I don’t really identify with music. I mean in the sense that I don’t use music to attach to specific meanings or feelings. Lyrics are like instruments in that I couldn’t tell you what the words are or what they meant any better than I could tell you what the guitar or drums are saying. Everything comes together in rhythm and melody in a way that I enjoy.

Every now and then, though, a song will ingrain itself into my brain and become completely linked to a particular point in time due to repetition.

When I was a teenager, I collected comics. I bought the twelve issue series of Watchmen, which by the early 90s had already had multiple printings. While I read it, I’d listen to music on my Compact Disc player. I had maybe a dozen CDs at the time including Paula Abdul’s Spellbound featuring QSound technology, and Phantom of the Opera. Clearly, I am a man of impeccable taste in music.

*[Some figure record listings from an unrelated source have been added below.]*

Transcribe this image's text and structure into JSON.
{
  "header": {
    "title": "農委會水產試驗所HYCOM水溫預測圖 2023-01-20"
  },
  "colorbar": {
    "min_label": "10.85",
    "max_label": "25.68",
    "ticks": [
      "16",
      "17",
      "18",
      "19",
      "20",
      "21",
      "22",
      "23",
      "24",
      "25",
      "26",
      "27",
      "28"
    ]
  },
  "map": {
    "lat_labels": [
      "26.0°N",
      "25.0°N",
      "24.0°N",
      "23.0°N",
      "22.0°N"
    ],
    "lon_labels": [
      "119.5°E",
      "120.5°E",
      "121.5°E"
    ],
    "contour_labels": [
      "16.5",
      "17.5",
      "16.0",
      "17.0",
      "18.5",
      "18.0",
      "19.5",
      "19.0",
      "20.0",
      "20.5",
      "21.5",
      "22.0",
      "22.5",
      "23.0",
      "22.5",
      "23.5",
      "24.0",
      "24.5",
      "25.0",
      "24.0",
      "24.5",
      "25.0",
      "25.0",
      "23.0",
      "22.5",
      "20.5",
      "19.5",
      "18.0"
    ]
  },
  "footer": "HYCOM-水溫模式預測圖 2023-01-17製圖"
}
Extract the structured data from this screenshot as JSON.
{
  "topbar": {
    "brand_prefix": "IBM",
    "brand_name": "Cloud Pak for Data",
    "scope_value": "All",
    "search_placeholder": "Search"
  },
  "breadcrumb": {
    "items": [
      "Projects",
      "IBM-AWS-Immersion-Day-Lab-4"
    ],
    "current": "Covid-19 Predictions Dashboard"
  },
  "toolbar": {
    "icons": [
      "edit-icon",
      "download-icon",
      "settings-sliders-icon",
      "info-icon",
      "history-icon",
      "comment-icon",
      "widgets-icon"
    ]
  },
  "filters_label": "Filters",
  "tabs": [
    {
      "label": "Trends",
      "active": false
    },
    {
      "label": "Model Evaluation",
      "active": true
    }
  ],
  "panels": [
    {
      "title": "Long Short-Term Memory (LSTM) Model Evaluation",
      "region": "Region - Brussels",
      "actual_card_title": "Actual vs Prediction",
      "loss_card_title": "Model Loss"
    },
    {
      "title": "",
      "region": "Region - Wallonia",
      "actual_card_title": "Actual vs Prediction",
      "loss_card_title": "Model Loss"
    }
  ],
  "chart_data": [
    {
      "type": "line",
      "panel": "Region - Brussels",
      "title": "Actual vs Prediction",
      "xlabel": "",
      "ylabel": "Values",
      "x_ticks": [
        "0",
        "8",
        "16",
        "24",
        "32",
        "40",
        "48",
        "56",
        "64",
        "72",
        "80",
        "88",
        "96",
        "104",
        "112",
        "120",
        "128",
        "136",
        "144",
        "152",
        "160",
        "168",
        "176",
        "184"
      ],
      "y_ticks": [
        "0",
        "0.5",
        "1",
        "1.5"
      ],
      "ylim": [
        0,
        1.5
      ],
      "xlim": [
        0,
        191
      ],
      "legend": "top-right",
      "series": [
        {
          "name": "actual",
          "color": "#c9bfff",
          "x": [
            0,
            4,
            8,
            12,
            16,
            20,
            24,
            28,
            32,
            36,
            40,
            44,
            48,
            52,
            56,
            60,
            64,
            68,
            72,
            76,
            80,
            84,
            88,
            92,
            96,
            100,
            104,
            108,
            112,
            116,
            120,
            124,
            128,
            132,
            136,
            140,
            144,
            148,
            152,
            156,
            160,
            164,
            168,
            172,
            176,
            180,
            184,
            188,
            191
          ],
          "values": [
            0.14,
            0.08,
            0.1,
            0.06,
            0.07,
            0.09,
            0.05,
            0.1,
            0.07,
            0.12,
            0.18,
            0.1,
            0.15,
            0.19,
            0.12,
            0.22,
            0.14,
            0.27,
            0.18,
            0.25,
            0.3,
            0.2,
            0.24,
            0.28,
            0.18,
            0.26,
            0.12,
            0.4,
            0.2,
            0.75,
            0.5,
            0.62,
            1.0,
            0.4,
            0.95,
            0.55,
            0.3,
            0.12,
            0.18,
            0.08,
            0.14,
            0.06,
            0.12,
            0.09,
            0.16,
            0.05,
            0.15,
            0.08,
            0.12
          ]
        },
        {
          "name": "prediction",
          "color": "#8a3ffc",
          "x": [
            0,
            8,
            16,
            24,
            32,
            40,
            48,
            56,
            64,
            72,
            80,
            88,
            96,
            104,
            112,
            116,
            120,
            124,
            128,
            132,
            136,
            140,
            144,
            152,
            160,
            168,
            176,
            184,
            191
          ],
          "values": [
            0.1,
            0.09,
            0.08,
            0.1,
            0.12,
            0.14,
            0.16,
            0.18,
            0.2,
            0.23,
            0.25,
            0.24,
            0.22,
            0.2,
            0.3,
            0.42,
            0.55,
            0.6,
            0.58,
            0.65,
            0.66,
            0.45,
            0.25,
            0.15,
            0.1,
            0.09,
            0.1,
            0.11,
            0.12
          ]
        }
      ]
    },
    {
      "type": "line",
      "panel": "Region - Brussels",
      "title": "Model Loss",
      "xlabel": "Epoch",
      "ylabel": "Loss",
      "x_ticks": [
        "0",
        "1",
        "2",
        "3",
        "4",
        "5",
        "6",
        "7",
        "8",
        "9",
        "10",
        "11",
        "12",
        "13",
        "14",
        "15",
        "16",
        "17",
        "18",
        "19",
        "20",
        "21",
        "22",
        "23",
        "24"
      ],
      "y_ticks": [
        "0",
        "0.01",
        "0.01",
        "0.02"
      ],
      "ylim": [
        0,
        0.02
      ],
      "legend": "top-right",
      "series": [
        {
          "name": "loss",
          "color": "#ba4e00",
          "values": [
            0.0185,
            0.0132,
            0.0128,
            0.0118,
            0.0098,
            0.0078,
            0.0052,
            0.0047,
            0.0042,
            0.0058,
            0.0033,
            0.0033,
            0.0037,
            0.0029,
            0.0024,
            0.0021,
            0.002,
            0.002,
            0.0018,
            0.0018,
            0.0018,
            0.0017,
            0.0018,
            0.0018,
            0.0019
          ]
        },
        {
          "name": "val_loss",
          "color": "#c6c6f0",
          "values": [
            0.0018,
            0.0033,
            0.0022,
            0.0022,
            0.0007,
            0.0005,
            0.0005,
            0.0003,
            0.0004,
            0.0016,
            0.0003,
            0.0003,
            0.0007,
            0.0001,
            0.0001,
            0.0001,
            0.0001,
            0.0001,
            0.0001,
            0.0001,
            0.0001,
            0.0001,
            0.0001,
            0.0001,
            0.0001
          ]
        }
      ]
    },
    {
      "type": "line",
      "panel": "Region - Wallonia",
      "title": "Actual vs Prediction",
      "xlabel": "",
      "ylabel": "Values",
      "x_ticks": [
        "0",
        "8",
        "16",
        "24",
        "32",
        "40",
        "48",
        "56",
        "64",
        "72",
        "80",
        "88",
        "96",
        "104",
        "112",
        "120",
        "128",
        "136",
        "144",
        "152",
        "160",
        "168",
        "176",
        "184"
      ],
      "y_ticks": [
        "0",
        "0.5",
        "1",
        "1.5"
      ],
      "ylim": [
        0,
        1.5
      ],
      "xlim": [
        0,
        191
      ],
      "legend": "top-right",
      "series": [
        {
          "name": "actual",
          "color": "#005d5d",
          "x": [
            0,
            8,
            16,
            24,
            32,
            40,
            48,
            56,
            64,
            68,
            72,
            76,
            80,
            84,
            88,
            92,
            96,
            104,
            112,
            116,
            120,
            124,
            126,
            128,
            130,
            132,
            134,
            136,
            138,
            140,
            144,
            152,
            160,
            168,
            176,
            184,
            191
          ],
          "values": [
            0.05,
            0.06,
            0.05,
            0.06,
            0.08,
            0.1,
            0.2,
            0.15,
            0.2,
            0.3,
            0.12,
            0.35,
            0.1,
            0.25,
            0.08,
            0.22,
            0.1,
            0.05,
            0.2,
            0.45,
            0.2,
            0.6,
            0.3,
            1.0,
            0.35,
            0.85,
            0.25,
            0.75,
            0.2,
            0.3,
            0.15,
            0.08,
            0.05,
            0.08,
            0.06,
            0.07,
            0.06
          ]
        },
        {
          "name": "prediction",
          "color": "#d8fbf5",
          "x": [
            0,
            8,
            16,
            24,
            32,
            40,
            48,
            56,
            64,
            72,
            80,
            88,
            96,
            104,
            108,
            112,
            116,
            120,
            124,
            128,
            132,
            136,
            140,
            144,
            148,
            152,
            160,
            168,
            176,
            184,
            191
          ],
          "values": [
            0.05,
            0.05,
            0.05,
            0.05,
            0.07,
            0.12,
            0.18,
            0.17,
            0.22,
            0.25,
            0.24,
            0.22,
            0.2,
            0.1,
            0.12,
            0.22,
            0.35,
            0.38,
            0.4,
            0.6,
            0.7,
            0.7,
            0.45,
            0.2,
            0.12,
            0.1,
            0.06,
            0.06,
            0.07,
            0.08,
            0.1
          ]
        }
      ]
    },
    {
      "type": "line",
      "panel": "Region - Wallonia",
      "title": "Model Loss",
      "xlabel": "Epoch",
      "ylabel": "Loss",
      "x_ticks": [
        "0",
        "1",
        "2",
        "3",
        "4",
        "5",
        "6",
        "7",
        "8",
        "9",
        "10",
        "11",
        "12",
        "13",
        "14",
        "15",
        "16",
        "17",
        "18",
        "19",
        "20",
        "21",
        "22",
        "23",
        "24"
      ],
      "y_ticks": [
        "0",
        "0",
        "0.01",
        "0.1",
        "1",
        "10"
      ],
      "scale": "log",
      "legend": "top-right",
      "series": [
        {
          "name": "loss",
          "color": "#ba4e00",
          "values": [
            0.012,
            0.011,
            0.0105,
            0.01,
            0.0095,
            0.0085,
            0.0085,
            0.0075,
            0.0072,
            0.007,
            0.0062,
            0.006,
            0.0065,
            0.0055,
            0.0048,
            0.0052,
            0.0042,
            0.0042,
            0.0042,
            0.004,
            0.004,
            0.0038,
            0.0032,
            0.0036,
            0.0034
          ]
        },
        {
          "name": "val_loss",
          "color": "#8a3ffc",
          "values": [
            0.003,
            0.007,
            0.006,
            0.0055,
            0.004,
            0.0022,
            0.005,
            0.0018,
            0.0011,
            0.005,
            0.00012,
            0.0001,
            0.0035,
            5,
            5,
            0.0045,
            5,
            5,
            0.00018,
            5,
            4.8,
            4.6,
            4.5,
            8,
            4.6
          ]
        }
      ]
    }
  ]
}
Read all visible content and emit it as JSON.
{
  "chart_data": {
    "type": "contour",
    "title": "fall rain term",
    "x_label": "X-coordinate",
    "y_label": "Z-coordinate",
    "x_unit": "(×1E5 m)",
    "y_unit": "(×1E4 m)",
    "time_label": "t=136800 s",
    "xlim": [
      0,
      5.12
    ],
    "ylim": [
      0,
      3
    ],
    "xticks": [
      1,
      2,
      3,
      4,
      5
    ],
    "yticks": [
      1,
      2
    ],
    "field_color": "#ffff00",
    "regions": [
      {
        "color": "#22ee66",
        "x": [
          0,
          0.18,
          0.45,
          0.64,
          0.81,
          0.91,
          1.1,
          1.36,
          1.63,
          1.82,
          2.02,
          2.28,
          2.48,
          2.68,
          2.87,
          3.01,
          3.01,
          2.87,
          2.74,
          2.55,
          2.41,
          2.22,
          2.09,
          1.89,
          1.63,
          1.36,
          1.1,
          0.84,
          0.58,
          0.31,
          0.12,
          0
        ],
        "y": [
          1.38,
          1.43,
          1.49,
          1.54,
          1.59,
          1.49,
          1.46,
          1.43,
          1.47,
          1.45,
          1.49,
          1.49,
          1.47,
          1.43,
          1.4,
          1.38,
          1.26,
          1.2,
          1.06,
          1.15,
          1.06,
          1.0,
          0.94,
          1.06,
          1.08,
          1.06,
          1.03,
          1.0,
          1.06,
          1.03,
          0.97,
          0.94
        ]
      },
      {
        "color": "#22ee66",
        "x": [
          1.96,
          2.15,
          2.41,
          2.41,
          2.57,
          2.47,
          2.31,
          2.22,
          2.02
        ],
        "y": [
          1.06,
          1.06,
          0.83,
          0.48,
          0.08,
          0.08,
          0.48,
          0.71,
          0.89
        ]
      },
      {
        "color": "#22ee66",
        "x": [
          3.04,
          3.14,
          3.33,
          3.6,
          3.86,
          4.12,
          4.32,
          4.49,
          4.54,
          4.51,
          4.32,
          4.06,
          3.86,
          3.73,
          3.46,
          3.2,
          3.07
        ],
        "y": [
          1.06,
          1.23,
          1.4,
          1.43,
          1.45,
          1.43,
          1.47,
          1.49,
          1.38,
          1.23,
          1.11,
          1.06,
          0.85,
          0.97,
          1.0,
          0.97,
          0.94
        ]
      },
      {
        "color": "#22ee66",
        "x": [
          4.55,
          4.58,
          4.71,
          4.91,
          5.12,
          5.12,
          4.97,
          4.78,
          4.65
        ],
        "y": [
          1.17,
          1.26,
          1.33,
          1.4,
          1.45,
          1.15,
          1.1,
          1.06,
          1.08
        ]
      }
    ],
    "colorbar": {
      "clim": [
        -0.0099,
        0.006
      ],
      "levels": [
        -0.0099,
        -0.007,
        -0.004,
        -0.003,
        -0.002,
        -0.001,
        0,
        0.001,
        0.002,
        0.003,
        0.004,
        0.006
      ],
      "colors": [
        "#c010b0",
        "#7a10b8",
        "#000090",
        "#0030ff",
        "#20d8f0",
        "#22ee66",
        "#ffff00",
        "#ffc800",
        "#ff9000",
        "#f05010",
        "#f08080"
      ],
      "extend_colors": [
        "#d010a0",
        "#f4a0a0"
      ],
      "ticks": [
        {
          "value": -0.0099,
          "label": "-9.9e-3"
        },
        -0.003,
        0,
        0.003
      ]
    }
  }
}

The album I listened to on repeat, though, while reading these engrossing comic books was Soul II Soul’s debut album, Club Classics Vol. One. To this day, any time I hear Back to Life come on, I’m instantly transported to my teenage bedroom, the afternoon light coming through my window, as I sit on the floor, wondering what Dr. Manhattan would do.

After that, it wasn’t until March of 2009 that another song would create such an intertwining to an indelible moment. The song was Wake Up by Arcade Fire. While the song had been released in 2004, I first came across it when it was used in the trailer for Where the Wild Things Are—a book I had and enjoyed reading when I was a child and that I enjoyed reading to my kids, then 5 and 1½.

My wife (at the time) and I were in the process of adopting our third child. Unfortunately, it never came to pass. We had gone through failed adoptions a few times before and the reason this time was no different than those other times: the mother chose to keep the child—a perfectly reasonable, respectful, and honourable decision.

Perhaps because I had been more open about this attempt, the failure hit me hard. (Failure doesn’t feel like the right word here. Nobody failed. It’s nobody’s fault. Circumstances changed.)

Wake Up was played on repeat.

To this day, 16 years later, whenever I hear that song, I’m brought to tears.

Somethin’ filled up
My heart with nothin’
Someone told me not to cry

Now that I’m older
My heart’s colder
And I can see that it’s a lie

That failed adoption precipitated events that led to my asking for a divorce three months later.